According to that data, compiled from Medicare FFS claims:
- Some 22 percent of telehealth beneficiaries in rural areas used telehealth during that time frame, while 30 percent of urban beneficiaries sought virtual care;
- More than 35 percent of beneficiaries in the Northeast – specifically, Massachusetts, Rhode Island, Connecticut, New Jersey, Delaware and Maryland – used telehealth, compared to less than 17 percent telehealth use among beneficiaries in Nebraska, Montana, Idaho and the Dakotas;
- One-quarter of all male beneficiaries accessed telehealth during the time period, while 30 percent of female beneficiaries used it;
- Some 34 percent of people between below age 65 used telehealth, a higher rate than those between the ages of 65 and 74 (25 percent) and 75 and 84 (29 percent), as well as those over 85 (28 percent);
- Some 28 percent of people identifying themselves as white access telehealth, while 25 percent of Asians, 29 percent of Blacks, 27 percent of Hispanics and 26 percent of those identifying as “other” used connected health;
- Roughly 34 percent of dual-eligible beneficiaries used telehealth, compared to 26 percent of those only on Medicare, with use spread evenly over racial and ethnic groups;
- The most common form of connected health visit was the evaluation and management (E/M) visit, used by nearly 5.8 million beneficiaries, and 38 percent of those visits conducted on a telemedicine platform;
- Some 460,000 beneficiaries received telemental health care during this time;
- Some 26 percent of beneficiaries received nursing home visits via telehealth;
- Roughly 19 percent of the 1.5 million beneficiaries who access preventive health services during this time period used telehealth; and
- More than 3 million beneficiaries access care through an audio-only phone, roughly one-third of the total number using telehealth during this time.
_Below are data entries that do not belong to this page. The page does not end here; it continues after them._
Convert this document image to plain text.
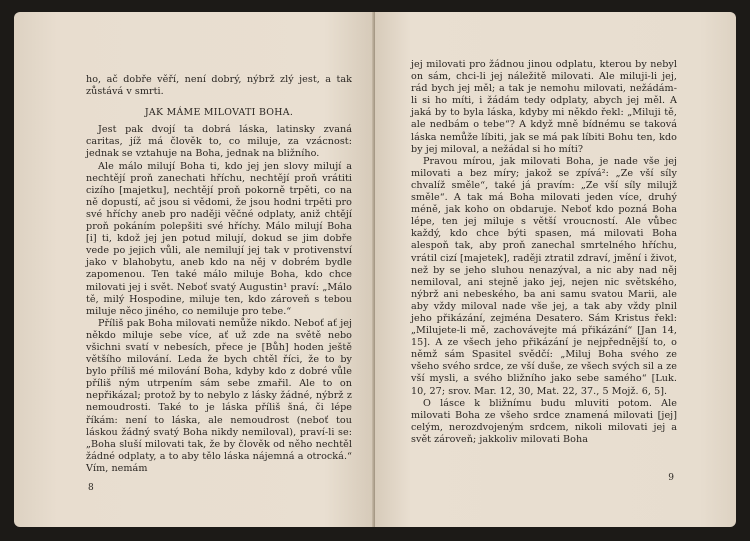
ho, ač dobře věří, není dobrý, nýbrž zlý jest, a tak zůstává v smrti.

JAK MÁME MILOVATI BOHA.

Jest pak dvojí ta dobrá láska, latinsky zvaná caritas, jíž má člověk to, co miluje, za vzácnost: jednak se vztahuje na Boha, jednak na bližního.

Ale málo milují Boha ti, kdo jej jen slovy milují a nechtějí proň zanechati hříchu, nechtějí proň vrátiti cizího [majetku], nechtějí proň pokorně trpěti, co na ně dopustí, ač jsou si vědomi, že jsou hodni trpěti pro své hříchy aneb pro naději věčné odplaty, aniž chtějí proň pokáním polepšiti své hříchy. Málo milují Boha [i] ti, kdož jej jen potud milují, dokud se jim dobře vede po jejich vůli, ale nemilují jej tak v protivenství jako v blahobytu, aneb kdo na něj v dobrém bydle zapomenou. Ten také málo miluje Boha, kdo chce milovati jej i svět. Neboť svatý Augustin¹ praví: „Málo tě, milý Hospodine, miluje ten, kdo zároveň s tebou miluje něco jiného, co nemiluje pro tebe.“

Příliš pak Boha milovati nemůže nikdo. Neboť ať jej někdo miluje sebe více, ať už zde na světě nebo všichni svatí v nebesích, přece je [Bůh] hoden ještě většího milování. Leda že bych chtěl říci, že to by bylo příliš mé milování Boha, kdyby kdo z dobré vůle příliš ným utrpením sám sebe zmařil. Ale to on nepřikázal; protož by to nebylo z lásky žádné, nýbrž z nemoudrosti. Také to je láska příliš šná, či lépe říkám: není to láska, ale nemoudrost (neboť tou láskou žádný svatý Boha nikdy nemiloval), praví-li se: „Boha sluší milovati tak, že by člověk od něho nechtěl žádné odplaty, a to aby tělo láska nájemná a otrocká.“ Vím, nemám

8

jej milovati pro žádnou jinou odplatu, kterou by nebyl on sám, chci-li jej náležitě milovati. Ale miluji-li jej, rád bych jej měl; a tak je nemohu milovati, nežádám-li si ho míti, i žádám tedy odplaty, abych jej měl. A jaká by to byla láska, kdyby mi někdo řekl: „Miluji tě, ale nedbám o tebe“? A když mně bídnému se taková láska nemůže líbiti, jak se má pak líbiti Bohu ten, kdo by jej miloval, a nežádal si ho míti?

Pravou mírou, jak milovati Boha, je nade vše jej milovati a bez míry; jakož se zpívá²: „Ze vší síly chvalíž směle“, také já pravím: „Ze vší síly milujž směle“. A tak má Boha milovati jeden více, druhý méně, jak koho on obdaruje. Neboť kdo pozná Boha lépe, ten jej miluje s větší vroucností. Ale vůbec každý, kdo chce býti spasen, má milovati Boha alespoň tak, aby proň zanechal smrtelného hříchu, vrátil cizí [majetek], raději ztratil zdraví, jmění i život, než by se jeho sluhou nenazýval, a nic aby nad něj nemiloval, ani stejně jako jej, nejen nic světského, nýbrž ani nebeského, ba ani samu svatou Marii, ale aby vždy miloval nade vše jej, a tak aby vždy plnil jeho přikázání, zejména Desatero. Sám Kristus řekl: „Milujete-li mě, zachovávejte má přikázání“ [Jan 14, 15]. A ze všech jeho přikázání je nejpřednější to, o němž sám Spasitel svědčí: „Miluj Boha svého ze všeho svého srdce, ze vší duše, ze všech svých sil a ze vší mysli, a svého bližního jako sebe samého“ [Luk. 10, 27; srov. Mar. 12, 30, Mat. 22, 37., 5 Mojž. 6, 5].

O lásce k bližnímu budu mluviti potom. Ale milovati Boha ze všeho srdce znamená milovati [jej] celým, nerozdvojeným srdcem, nikoli milovati jej a svět zároveň; jakkoliv milovati Boha

9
Looking to the future, Verma said CMS is “reviewing the temporary changes we made and assessing which of these flexibilities should be made permanent through regulatory action,” which CMS officials have said will likely be posted in the Federal Register sometime this month. To that end, the agency is focusing on three issues:
- Whether the telehealth service is safe and clinically appropriate for patients – for example, whether telehealth can be used as a first point of contact between a doctor and patient, as opposed to the pre-COVID-19 standard of requiring an in-person visit first.
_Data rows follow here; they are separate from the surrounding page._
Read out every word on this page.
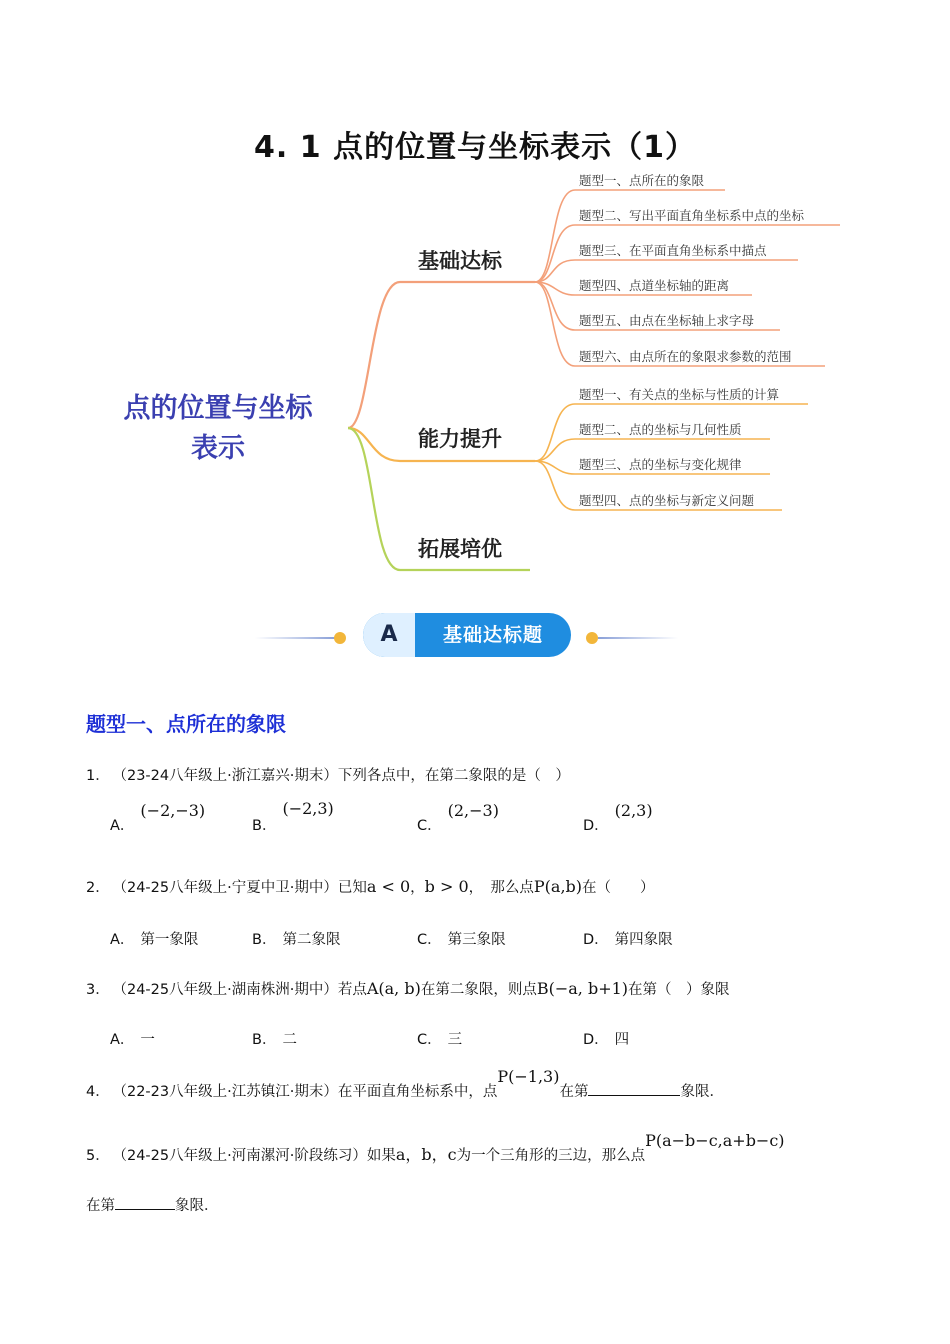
4. 1 点的位置与坐标表示（1）
点的位置与坐标
表示
基础达标
能力提升
拓展培优
题型一、点所在的象限
题型二、写出平面直角坐标系中点的坐标
题型三、在平面直角坐标系中描点
题型四、点道坐标轴的距离
题型五、由点在坐标轴上求字母
题型六、由点所在的象限求参数的范围
题型一、有关点的坐标与性质的计算
题型二、点的坐标与几何性质
题型三、点的坐标与变化规律
题型四、点的坐标与新定义问题
A	基础达标题
题型一、点所在的象限
1． （23-24八年级上·浙江嘉兴·期末）下列各点中，在第二象限的是（　）
A．(−2,−3)
B．(−2,3)
C．(2,−3)
D．(2,3)
2． （24-25八年级上·宁夏中卫·期中）已知a < 0，b > 0，　那么点P(a,b)在（　　）
A． 第一象限	B． 第二象限	C． 第三象限	D． 第四象限
3． （24-25八年级上·湖南株洲·期中）若点A(a, b)在第二象限，则点B(−a, b+1)在第（　）象限
A． 一	B． 二	C． 三	D． 四
4． （22-23八年级上·江苏镇江·期末）在平面直角坐标系中，点P(−1,3)在第	象限．
5． （24-25八年级上·河南漯河·阶段练习）如果a，b，c为一个三角形的三边，那么点P(a−b−c,a+b−c)
在第	象限．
- Whether Medicare should reimburse for telehealth services at the same rate as it does for in-person services. “Further analysis could be done to determine the level of resources involved in telehealth visits outside of a public health emergency, and to inform the extent to which payment rate adjustments might need to be made,” Verma noted. “For example, supply costs that are typically needed to enable safe in-person care (for, e.g., patient gowns, cleaning, or disinfectants) and built into the in-person payment rate are not needed in a telehealth visit. On the other hand, there are new processes that clinicians must create for telehealth visits, with associated costs.”
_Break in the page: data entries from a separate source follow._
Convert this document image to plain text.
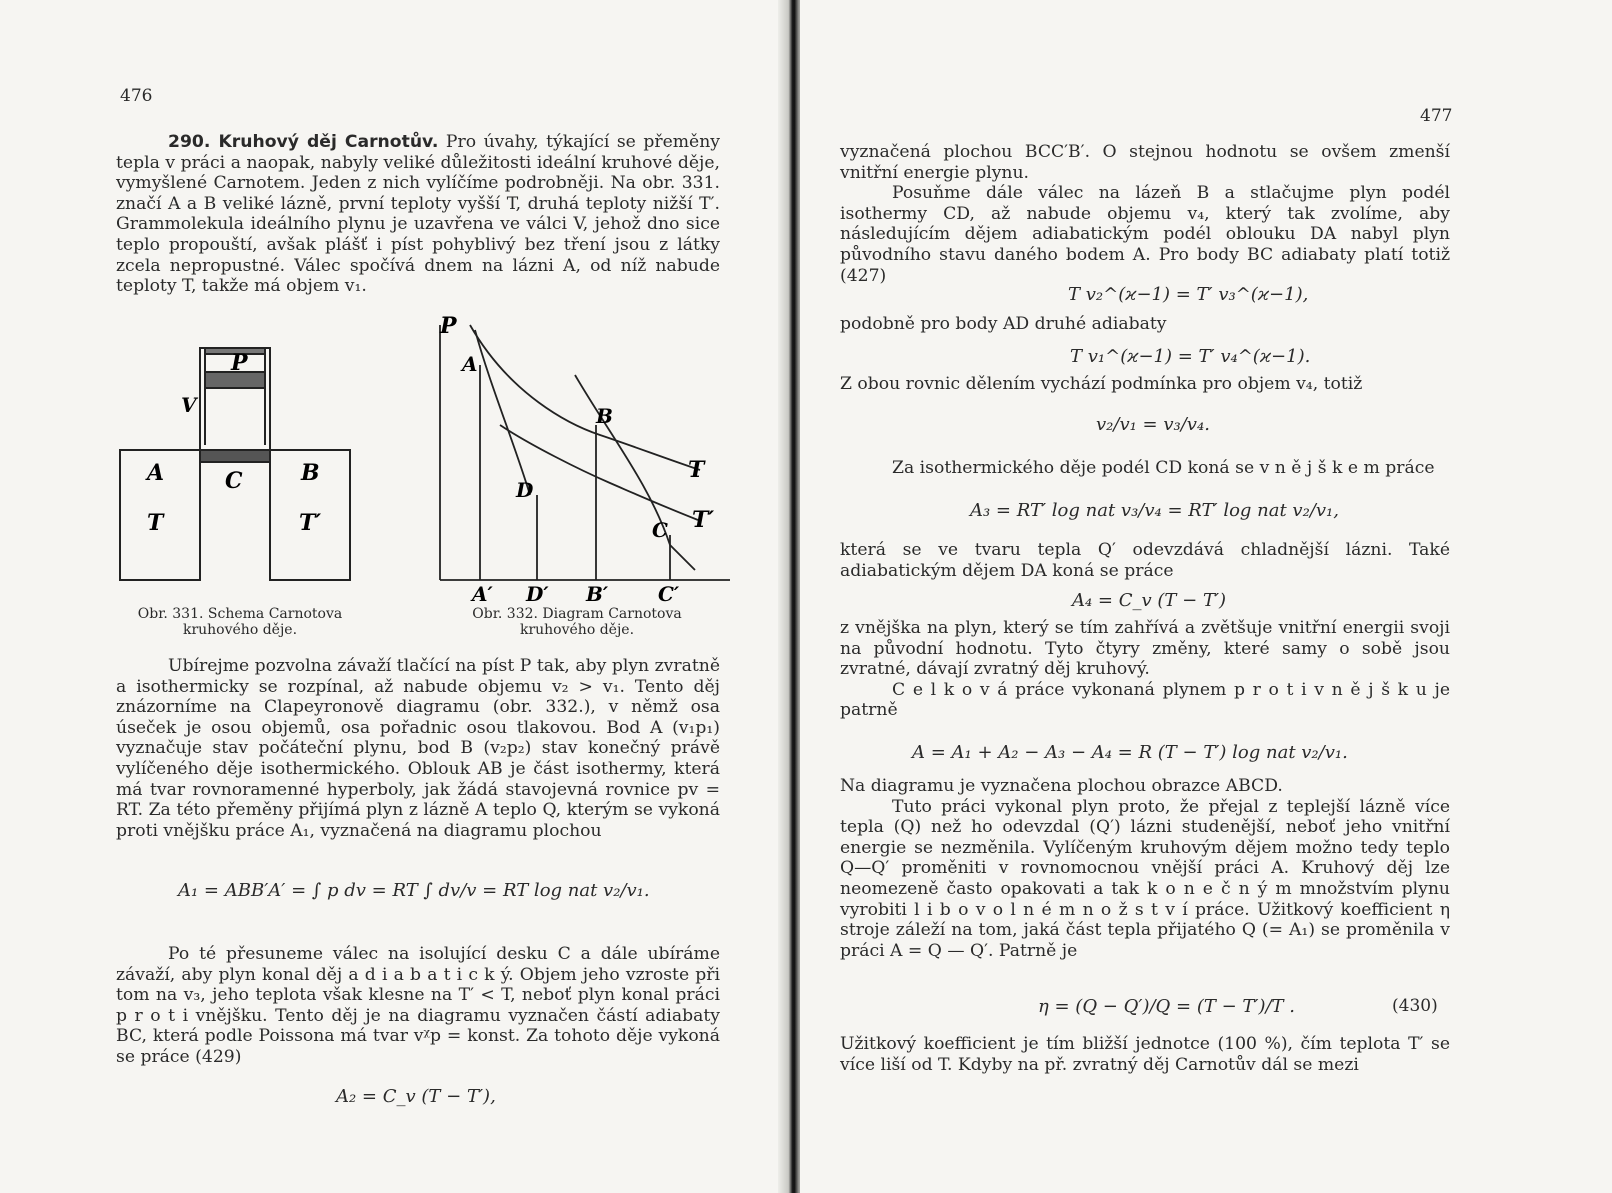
476

290. Kruhový děj Carnotův. Pro úvahy, týkající se přeměny tepla v práci a naopak, nabyly veliké důležitosti ideální kruhové děje, vymyšlené Carnotem. Jeden z nich vylíčíme podrobněji. Na obr. 331. značí A a B veliké lázně, první teploty vyšší T, druhá teploty nižší T′. Grammolekula ideálního plynu je uzavřena ve válci V, jehož dno sice teplo propouští, avšak plášť i píst pohyblivý bez tření jsou z látky zcela nepropustné. Válec spočívá dnem na lázni A, od níž nabude teploty T, takže má objem v₁.

P
V
A
T
C	B
T′
Obr. 331. Schema Carnotova kruhového děje.
P
A
B
D
C
T
T′
A′ D′ B′ C′
Obr. 332. Diagram Carnotova kruhového děje.

Ubírejme pozvolna závaží tlačící na píst P tak, aby plyn zvratně a isothermicky se rozpínal, až nabude objemu v₂ > v₁. Tento děj znázorníme na Clapeyronově diagramu (obr. 332.), v němž osa úseček je osou objemů, osa pořadnic osou tlakovou. Bod A (v₁p₁) vyznačuje stav počáteční plynu, bod B (v₂p₂) stav konečný právě vylíčeného děje isothermického. Oblouk AB je část isothermy, která má tvar rovnoramenné hyperboly, jak žádá stavojevná rovnice pv = RT. Za této přeměny přijímá plyn z lázně A teplo Q, kterým se vykoná proti vnějšku práce A₁, vyznačená na diagramu plochou

A₁ = ABB′A′ = ∫ p dv = RT ∫ dv/v = RT log nat v₂/v₁.

Po té přesuneme válec na isolující desku C a dále ubíráme závaží, aby plyn konal děj a d i a b a t i c k ý. Objem jeho vzroste při tom na v₃, jeho teplota však klesne na T′ < T, neboť plyn konal práci p r o t i vnějšku. Tento děj je na diagramu vyznačen částí adiabaty BC, která podle Poissona má tvar vᵡp = konst. Za tohoto děje vykoná se práce (429)

A₂ = C_v (T − T′),
477

vyznačená plochou BCC′B′. O stejnou hodnotu se ovšem zmenší vnitřní energie plynu.

Posuňme dále válec na lázeň B a stlačujme plyn podél isothermy CD, až nabude objemu v₄, který tak zvolíme, aby následujícím dějem adiabatickým podél oblouku DA nabyl plyn původního stavu daného bodem A. Pro body BC adiabaty platí totiž (427)

T v₂^(ϰ−1) = T′ v₃^(ϰ−1),

podobně pro body AD druhé adiabaty

T v₁^(ϰ−1) = T′ v₄^(ϰ−1).

Z obou rovnic dělením vychází podmínka pro objem v₄, totiž

v₂/v₁ = v₃/v₄.

Za isothermického děje podél CD koná se v n ě j š k e m práce

A₃ = RT′ log nat v₃/v₄ = RT′ log nat v₂/v₁,

která se ve tvaru tepla Q′ odevzdává chladnější lázni. Také adiabatickým dějem DA koná se práce

A₄ = C_v (T − T′)

z vnějška na plyn, který se tím zahřívá a zvětšuje vnitřní energii svoji na původní hodnotu. Tyto čtyry změny, které samy o sobě jsou zvratné, dávají zvratný děj kruhový.

C e l k o v á práce vykonaná plynem p r o t i v n ě j š k u je patrně

A = A₁ + A₂ − A₃ − A₄ = R (T − T′) log nat v₂/v₁.

Na diagramu je vyznačena plochou obrazce ABCD.

Tuto práci vykonal plyn proto, že přejal z teplejší lázně více tepla (Q) než ho odevzdal (Q′) lázni studenější, neboť jeho vnitřní energie se nezměnila. Vylíčeným kruhovým dějem možno tedy teplo Q—Q′ proměniti v rovnomocnou vnější práci A. Kruhový děj lze neomezeně často opakovati a tak k o n e č n ý m množstvím plynu vyrobiti l i b o v o l n é m n o ž s t v í práce. Užitkový koefficient η stroje záleží na tom, jaká část tepla přijatého Q (= A₁) se proměnila v práci A = Q — Q′. Patrně je

η = (Q − Q′)/Q = (T − T′)/T .	(430)

Užitkový koefficient je tím bližší jednotce (100 %), čím teplota T′ se více liší od T. Kdyby na př. zvratný děj Carnotův dál se mezi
- How these services might be used for fraudulent activities, such as practitioners who bill for more visits than they’re conducting or who are shortening their telehealth visits while still billing for the maximum payment.
“With these transformative changes unleashed over the last several months, it’s hard to imagine merely reverting to the way things were before,” Verma said. “As the country re-opens, CMS is reviewing the flexibilities the administration has introduced and their early impact on Medicare beneficiaries to inform whether these changes should be made a permanent part of the Medicare program.”